Ironically, during this time period, I bought a decorative sign for a friend, who’s youngest child had just received a devastating health diagnosis and who’s husband had underwent major heart surgery a few short months later. The sign read, “The battle is not yours, it belongs to God.” I was so hell bent on healing my family my way, I couldn’t even hear God say, “that sign belongs in your house too!” God had to bring my life to a complete halt and walk me through months of isolation and pruning for me to finally be still enough, broken enough and seeking Him enough to hear Him tell me, “these battles are not yours, they belong to me.”
At first, I believed I could easily surrender it all to God, just like I surrendered my son’s asthma diagnosis to Him so many years earlier. However, surrender doesn’t come naturally. Every day I would say I am laying it all down, trusting God will deliver what He’s promised in His way and in His time. Every day I picked it right back up, wrestling with fear, doubt, insecurity, and even anger all over again. Every day, God has reminded me to lay it back down, for the battle is not mine. I can no more breathe for my son than I can redeem my family. Once again, I am walking through a battle that belongs only to God.

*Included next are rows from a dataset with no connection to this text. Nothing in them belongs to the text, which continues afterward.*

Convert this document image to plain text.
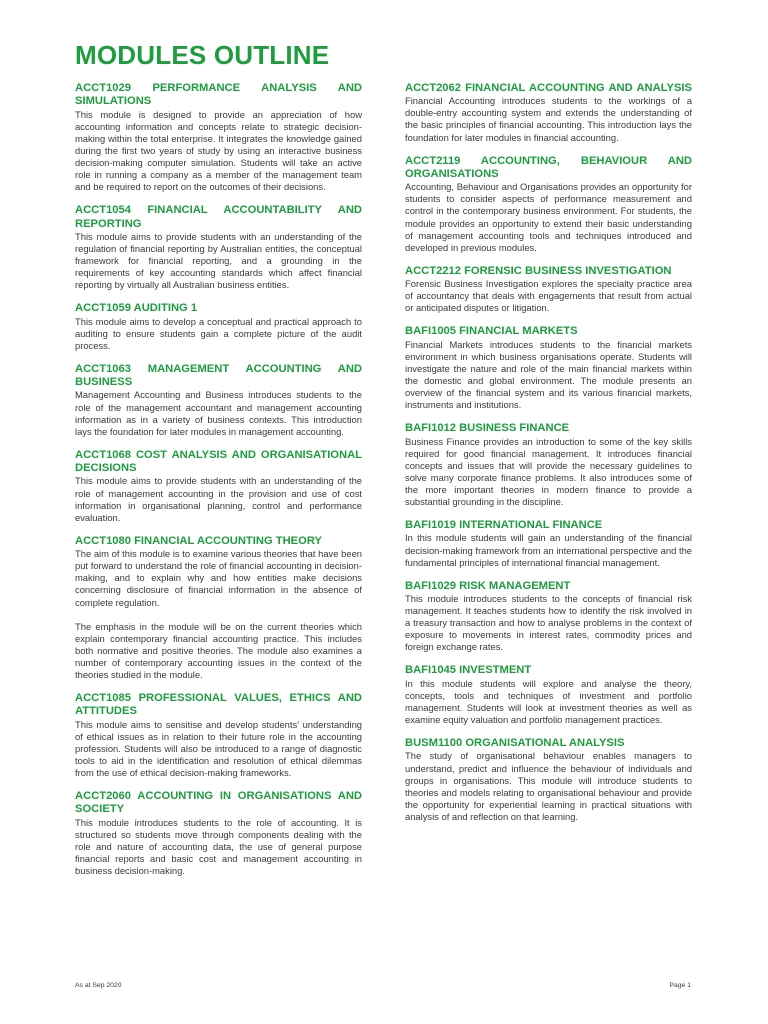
MODULES OUTLINE

ACCT1029 PERFORMANCE ANALYSIS AND SIMULATIONS

This module is designed to provide an appreciation of how accounting information and concepts relate to strategic decision-making within the total enterprise. It integrates the knowledge gained during the first two years of study by using an interactive business decision-making computer simulation. Students will take an active role in running a company as a member of the management team and be required to report on the outcomes of their decisions.

ACCT1054 FINANCIAL ACCOUNTABILITY AND REPORTING

This module aims to provide students with an understanding of the regulation of financial reporting by Australian entities, the conceptual framework for financial reporting, and a grounding in the requirements of key accounting standards which affect financial reporting by virtually all Australian business entities.

ACCT1059 AUDITING 1

This module aims to develop a conceptual and practical approach to auditing to ensure students gain a complete picture of the audit process.

ACCT1063 MANAGEMENT ACCOUNTING AND BUSINESS

Management Accounting and Business introduces students to the role of the management accountant and management accounting information as in a variety of business contexts. This introduction lays the foundation for later modules in management accounting.

ACCT1068 COST ANALYSIS AND ORGANISATIONAL DECISIONS

This module aims to provide students with an understanding of the role of management accounting in the provision and use of cost information in organisational planning, control and performance evaluation.

ACCT1080 FINANCIAL ACCOUNTING THEORY

The aim of this module is to examine various theories that have been put forward to understand the role of financial accounting in decision-making, and to explain why and how entities make decisions concerning disclosure of financial information in the absence of complete regulation.

The emphasis in the module will be on the current theories which explain contemporary financial accounting practice. This includes both normative and positive theories. The module also examines a number of contemporary accounting issues in the context of the theories studied in the module.

ACCT1085 PROFESSIONAL VALUES, ETHICS AND ATTITUDES

This module aims to sensitise and develop students’ understanding of ethical issues as in relation to their future role in the accounting profession. Students will also be introduced to a range of diagnostic tools to aid in the identification and resolution of ethical dilemmas from the use of ethical decision-making frameworks.

ACCT2060 ACCOUNTING IN ORGANISATIONS AND SOCIETY

This module introduces students to the role of accounting. It is structured so students move through components dealing with the role and nature of accounting data, the use of general purpose financial reports and basic cost and management accounting in business decision-making.

ACCT2062 FINANCIAL ACCOUNTING AND ANALYSIS

Financial Accounting introduces students to the workings of a double-entry accounting system and extends the understanding of the basic principles of financial accounting. This introduction lays the foundation for later modules in financial accounting.

ACCT2119 ACCOUNTING, BEHAVIOUR AND ORGANISATIONS

Accounting, Behaviour and Organisations provides an opportunity for students to consider aspects of performance measurement and control in the contemporary business environment. For students, the module provides an opportunity to extend their basic understanding of management accounting tools and techniques introduced and developed in previous modules.

ACCT2212 FORENSIC BUSINESS INVESTIGATION

Forensic Business Investigation explores the specialty practice area of accountancy that deals with engagements that result from actual or anticipated disputes or litigation.

BAFI1005 FINANCIAL MARKETS

Financial Markets introduces students to the financial markets environment in which business organisations operate. Students will investigate the nature and role of the main financial markets within the domestic and global environment. The module presents an overview of the financial system and its various financial markets, instruments and institutions.

BAFI1012 BUSINESS FINANCE

Business Finance provides an introduction to some of the key skills required for good financial management. It introduces financial concepts and issues that will provide the necessary guidelines to solve many corporate finance problems. It also introduces some of the more important theories in modern finance to provide a substantial grounding in the discipline.

BAFI1019 INTERNATIONAL FINANCE

In this module students will gain an understanding of the financial decision-making framework from an international perspective and the fundamental principles of international financial management.

BAFI1029 RISK MANAGEMENT

This module introduces students to the concepts of financial risk management. It teaches students how to identify the risk involved in a treasury transaction and how to analyse problems in the context of exposure to movements in interest rates, commodity prices and foreign exchange rates.

BAFI1045 INVESTMENT

In this module students will explore and analyse the theory, concepts, tools and techniques of investment and portfolio management. Students will look at investment theories as well as examine equity valuation and portfolio management practices.

BUSM1100 ORGANISATIONAL ANALYSIS

The study of organisational behaviour enables managers to understand, predict and influence the behaviour of individuals and groups in organisations. This module will introduce students to theories and models relating to organisational behaviour and provide the opportunity for experiential learning in practical situations with analysis of and reflection on that learning.

As at Sep 2020	Page 1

When God spoke to me about today’s post, He reminded me of my cheerleading days. I’m a self proclaimed control freak, but not once do I ever recall wanting to run out on the field during a football game, shove the wide receiver out of the way, take the ball from the quarterback and run down the field attempting to make the touchdown myself. I trusted the game to football coach and his players, while cheering them on from the sidelines. I believe God asked me today, “When are you going to let me do my job, trust me with your family and start cheering for Me?” WOW! After spending a weekend battling with angry prayers and doubting God’s promises, He woke me up with a reminder that this season of life, this war on my family, isn’t my fight. Even though I can’t see the battle field, He is fighting for us and instead of complaining and basically saying, “God, you stink!”, He’s asked me to get off the field, trust the game to Him and cheer Him on! In high school, no matter the score, we would yell, “V-I-C-T-O-R-Y! THAT’S THE VIKING BATTLE CRY!” Call it praise or worship if you want, but if God has sidelined you, He’s not placing you on the bench. He’s calling you to let Him fight this battle for you. Your job is to just be His cheerleader and yell, “V-I-C-T-O-R-Y! THAT’S MY GOD’S BATTLE CRY!”